= Nam Châu Hội Quán =

Dining hall

The Nam Châu Hội Quán is a dining hall (hội quán) in Huế, Central Vietnam.

Built in the 19th century, the original Nam Châu Hội Quán was regarded as a cultural institution in Nam Trung village (Huế). The hall used to serve as a meeting place for mandarins of the Nguyễn dynasty (1802–1945) in Tết Nguyên Đán (the Lunar New Year) and traditional festivals.

The present reconstructed Nam Châu Hội Quán is situated between the palace of princess Diên Phước (1824–1848) and the temple of Đức Quốc Công, dedicated to Grand Duke Phạm Đăng Hưng, the maternal grandfather of Emperor Tự Đức (1848–1883). The emperor's mother contributed a great deal to the development of the hall. As time passed by, the hall was severely damaged by wars and harsh climatic conditions.
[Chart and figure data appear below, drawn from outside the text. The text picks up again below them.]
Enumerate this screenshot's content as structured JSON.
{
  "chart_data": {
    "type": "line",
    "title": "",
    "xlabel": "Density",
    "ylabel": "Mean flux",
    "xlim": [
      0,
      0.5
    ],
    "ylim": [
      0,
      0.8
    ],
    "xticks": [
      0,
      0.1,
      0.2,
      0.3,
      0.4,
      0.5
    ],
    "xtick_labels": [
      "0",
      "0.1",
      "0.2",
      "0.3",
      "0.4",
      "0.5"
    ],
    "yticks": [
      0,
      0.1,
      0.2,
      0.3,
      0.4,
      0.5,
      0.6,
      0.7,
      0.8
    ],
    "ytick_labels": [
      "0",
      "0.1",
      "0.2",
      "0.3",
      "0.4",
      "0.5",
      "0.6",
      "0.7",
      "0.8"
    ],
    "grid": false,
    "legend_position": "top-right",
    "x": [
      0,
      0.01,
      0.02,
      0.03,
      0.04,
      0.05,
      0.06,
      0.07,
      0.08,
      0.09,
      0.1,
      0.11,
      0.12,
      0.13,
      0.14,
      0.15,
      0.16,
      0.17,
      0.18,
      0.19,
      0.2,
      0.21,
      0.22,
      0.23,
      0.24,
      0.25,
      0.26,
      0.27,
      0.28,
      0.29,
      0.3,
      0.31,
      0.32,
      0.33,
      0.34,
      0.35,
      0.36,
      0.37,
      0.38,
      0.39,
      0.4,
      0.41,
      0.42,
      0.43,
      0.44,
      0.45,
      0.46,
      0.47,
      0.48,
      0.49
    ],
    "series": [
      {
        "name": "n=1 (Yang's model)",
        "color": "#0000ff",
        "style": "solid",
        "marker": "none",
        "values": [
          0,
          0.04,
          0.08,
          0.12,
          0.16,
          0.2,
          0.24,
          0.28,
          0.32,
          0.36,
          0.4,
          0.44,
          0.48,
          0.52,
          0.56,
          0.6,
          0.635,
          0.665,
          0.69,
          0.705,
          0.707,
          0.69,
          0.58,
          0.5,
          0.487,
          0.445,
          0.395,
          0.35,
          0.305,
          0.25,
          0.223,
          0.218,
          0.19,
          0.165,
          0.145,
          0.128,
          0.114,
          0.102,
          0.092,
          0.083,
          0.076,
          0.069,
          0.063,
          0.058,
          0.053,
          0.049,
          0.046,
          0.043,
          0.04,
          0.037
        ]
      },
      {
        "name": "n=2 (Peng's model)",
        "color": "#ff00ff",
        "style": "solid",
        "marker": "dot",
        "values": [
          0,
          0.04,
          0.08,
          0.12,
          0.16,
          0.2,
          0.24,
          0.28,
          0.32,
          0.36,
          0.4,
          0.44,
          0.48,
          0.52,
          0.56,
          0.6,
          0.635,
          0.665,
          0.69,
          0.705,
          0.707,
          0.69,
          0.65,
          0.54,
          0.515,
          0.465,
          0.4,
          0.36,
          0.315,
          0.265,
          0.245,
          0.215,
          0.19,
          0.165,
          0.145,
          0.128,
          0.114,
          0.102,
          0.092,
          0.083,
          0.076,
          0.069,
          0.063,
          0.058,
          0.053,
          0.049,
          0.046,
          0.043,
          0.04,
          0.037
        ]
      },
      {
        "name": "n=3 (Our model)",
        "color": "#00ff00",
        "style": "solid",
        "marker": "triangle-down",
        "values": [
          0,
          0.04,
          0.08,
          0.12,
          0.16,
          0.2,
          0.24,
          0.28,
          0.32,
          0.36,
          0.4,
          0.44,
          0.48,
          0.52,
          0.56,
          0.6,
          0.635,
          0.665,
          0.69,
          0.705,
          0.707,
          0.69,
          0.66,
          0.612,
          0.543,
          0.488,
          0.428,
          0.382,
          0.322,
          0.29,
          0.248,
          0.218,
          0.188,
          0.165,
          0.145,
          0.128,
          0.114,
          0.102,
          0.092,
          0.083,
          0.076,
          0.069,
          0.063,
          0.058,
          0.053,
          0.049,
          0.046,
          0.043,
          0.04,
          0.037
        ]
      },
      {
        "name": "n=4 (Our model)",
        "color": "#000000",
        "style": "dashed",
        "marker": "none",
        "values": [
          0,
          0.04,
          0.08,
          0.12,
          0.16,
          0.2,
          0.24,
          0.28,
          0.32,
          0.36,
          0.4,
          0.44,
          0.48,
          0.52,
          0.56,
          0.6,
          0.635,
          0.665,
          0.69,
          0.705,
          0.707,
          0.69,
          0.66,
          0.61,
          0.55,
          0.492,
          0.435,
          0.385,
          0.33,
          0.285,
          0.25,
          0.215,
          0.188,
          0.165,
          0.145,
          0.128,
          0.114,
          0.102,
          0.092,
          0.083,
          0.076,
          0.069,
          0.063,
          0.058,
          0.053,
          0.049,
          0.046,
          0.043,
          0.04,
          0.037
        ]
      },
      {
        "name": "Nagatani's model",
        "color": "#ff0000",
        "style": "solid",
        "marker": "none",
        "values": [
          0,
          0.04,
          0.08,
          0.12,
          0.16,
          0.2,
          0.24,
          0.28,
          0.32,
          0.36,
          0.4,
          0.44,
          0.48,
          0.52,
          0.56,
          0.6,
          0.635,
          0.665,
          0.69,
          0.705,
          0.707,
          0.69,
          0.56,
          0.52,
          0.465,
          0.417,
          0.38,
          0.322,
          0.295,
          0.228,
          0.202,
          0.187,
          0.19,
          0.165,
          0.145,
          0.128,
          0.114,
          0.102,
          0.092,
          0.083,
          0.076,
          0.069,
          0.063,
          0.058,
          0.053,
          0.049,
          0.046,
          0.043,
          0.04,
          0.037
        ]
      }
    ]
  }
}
Huế Tourism Company has invested to develop the hall into a tourist destination in the tourism-culinary-culture zone. Here, tourists can rest, enjoy traditional foods made for festivals and for local residents' daily life, and explore local arts and culture. Nam Châu Hội Quán also serves as a connection place for cultural-historical tourist trips, living-art tourist trips, eco-tourist trips, and trips to visit garden houses, ancient houses, and palaces in Kim Long Ward.